Dairy dynamics in play

Technology is part of the fundamentals of dairy, so while tradition and terroir hold their place, using milk to create more innovative products is also key to engaging the consumer. Looking at everything in the supply chain, from farm to fork, is also making dairy one of the most dynamic of sectors globally. Farmers such as Fen Farms in Suffolk, UK are utilising technologies to reduce carbon footprints every day, from solar panels to heat exchangers on compressors.

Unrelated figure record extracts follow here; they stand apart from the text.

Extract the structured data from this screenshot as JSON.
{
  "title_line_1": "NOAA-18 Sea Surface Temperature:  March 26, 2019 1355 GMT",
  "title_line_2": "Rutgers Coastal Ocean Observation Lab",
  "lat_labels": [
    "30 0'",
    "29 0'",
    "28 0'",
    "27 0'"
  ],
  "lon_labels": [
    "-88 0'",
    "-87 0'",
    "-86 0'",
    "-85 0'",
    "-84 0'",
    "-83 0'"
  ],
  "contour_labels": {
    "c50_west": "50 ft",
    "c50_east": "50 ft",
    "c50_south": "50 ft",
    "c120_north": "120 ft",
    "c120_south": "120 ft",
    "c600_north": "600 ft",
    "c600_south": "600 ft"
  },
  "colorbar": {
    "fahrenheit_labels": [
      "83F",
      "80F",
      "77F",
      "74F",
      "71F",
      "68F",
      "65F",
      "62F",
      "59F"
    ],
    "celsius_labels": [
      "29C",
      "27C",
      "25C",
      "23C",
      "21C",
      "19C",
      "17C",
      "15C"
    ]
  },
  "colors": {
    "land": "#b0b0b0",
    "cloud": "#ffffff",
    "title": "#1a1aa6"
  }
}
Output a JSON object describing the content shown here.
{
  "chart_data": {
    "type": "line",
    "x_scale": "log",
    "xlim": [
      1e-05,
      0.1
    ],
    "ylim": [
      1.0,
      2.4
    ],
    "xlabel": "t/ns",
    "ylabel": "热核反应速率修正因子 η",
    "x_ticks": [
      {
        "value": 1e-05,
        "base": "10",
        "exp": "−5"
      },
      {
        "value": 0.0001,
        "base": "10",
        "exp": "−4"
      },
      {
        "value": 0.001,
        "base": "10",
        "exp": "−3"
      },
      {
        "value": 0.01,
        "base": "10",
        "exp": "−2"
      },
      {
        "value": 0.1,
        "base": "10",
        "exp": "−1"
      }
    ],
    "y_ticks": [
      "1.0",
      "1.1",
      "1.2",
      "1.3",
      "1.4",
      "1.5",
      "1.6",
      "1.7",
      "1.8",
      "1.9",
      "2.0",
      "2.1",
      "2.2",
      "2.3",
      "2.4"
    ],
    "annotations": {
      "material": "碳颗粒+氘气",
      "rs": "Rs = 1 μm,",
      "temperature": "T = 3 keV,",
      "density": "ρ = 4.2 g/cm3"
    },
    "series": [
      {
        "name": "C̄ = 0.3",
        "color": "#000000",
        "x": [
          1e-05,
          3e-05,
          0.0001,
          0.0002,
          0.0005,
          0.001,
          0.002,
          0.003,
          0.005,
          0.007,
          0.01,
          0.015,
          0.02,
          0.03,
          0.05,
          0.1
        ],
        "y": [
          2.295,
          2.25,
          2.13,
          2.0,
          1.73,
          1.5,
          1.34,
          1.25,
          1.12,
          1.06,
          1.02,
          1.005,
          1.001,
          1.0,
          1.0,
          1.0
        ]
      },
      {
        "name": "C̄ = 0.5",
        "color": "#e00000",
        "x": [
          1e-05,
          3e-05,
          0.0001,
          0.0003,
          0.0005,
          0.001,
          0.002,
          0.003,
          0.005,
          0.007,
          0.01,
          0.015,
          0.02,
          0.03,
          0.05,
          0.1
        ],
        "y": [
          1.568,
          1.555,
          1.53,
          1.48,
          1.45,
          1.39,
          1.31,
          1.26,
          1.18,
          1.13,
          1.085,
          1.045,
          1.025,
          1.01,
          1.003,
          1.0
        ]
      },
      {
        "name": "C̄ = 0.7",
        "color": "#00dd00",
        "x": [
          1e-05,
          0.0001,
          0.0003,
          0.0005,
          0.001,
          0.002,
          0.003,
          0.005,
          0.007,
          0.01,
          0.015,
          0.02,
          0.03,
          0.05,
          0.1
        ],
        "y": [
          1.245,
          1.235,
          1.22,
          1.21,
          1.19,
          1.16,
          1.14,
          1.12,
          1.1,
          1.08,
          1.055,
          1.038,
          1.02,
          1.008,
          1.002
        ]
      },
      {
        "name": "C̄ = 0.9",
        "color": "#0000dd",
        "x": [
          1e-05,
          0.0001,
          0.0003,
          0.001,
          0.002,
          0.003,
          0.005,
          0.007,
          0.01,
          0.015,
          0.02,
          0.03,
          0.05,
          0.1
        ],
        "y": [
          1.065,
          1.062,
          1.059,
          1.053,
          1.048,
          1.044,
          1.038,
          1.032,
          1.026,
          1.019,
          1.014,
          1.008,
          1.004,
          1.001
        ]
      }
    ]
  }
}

Now, Arla Foods Ingredients has figured out a way to fractionate milk before it gets separated out in the cheese making process. AFI’s new patented milk fractionation technology not only allows for a bigger potential raw material pool, it also creates protein streams in a fully controlled process, with significantly reduced processing steps and a much more gentle processing of the milk.

The milk fractionation process is being pioneered for infant formula at AFI’s dairy in Videbaek, Denmark to fulfil a growing demand for organic infant formula, a market estimated to increase by 14.1% in the next two years. We start from the very beginning.

Meanwhile, new product development continues apace, with sleep-friendly ice cream brand Nightfood being named as grand prize winner of the Real California Milk Excelerator dairy innovation competition in the US. As winner of this prize, the firm gets resources and funding to bring its brand to 20,000 hotels across the nation.

It makes for interesting reading and these ideas are using dairy in ways that were almost not thinkable 10 years ago. I myself often enjoy ice cream on a nightly basis, and the idea that it would be helping me to get to sleep is an attractive proposition. It is a product I didn’t even think I needed, but now it’s available, I would be keen to seek out. Dairy is dynamic indeed.